Figure 1. Illustration for an intronic splicing unit. Splicing unit is defined as a collection of splicing events sharing a common splice-site (i.e. donor or acceptor) in an intronic region. Splicing unit consists of the splice-site usage distribution of each sample at each locus. Here, the splice-site usage distribution is calculated by the number of RNA-seq reads supporting each alternative splice-site (colored red, purple, and green in the figure).

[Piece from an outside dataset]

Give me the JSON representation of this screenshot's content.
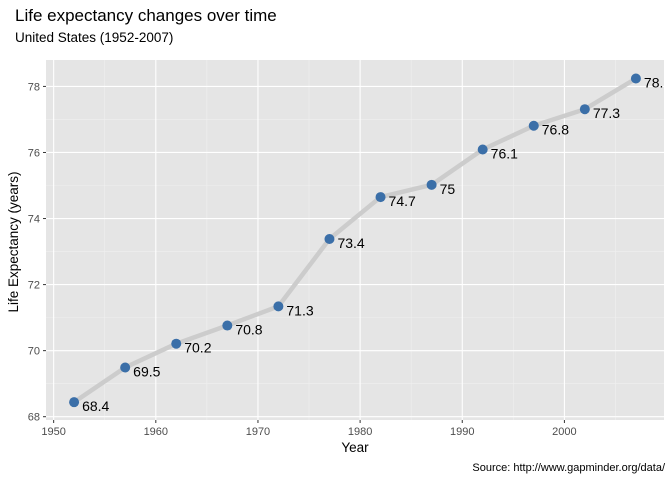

Figure 2. Illustration that describes how the cancer progression affects splice-site usage distribution, which affects spliceomic ITH. Clonal heterogeneity is increased as a result of cancer progression, and the splice-site usage distribution of bulk-tumor changes accordingly. The sITH is also designed to increase accordingly.
SpliceHetero: An information theoretic model for measuring spliceomic intratumor heterogeneity from bulk-tumor RNA-seq
Intratumor heterogeneity (ITH) is the degree of diversity among groups of cells (or clones) that constitute a cancer tissue. The high degree of diversity usually has a negative impact on prognosis by helping cancer tissue acquire malignant phenotypes. Since ITH is a result of clonal evolution, ITH is naturally measured at DNA level. However, ITH at the RNA level can be useful for predicting prognosis as shown in a previous study (i.e. tITH). A natural extension of this study is to measure ITH at spliceome level (i.e, sITH). However, there are some serious technical challenges in measuring sITH from bulk-tumor RNA-seq, such as lack of template network of isforms, and complex splicing patterns. We propose an information theoretic method for measuring spliceomic ITH in cancer cells. The model was extensively tested in experiments with synthetic data, xenograft tumor data, and TCGA pan-cancer data. In the experiments, we showed that the sITH have strong association with cancer progression, clonal heterogeneity, alongwith other important features such as cancer stage, survival outcome, and PAM50 subtype. As far as we know, our model is the first one that defines ITH at spliceome level. The whole process of calculating sITH is organized into a software package and provided for public access.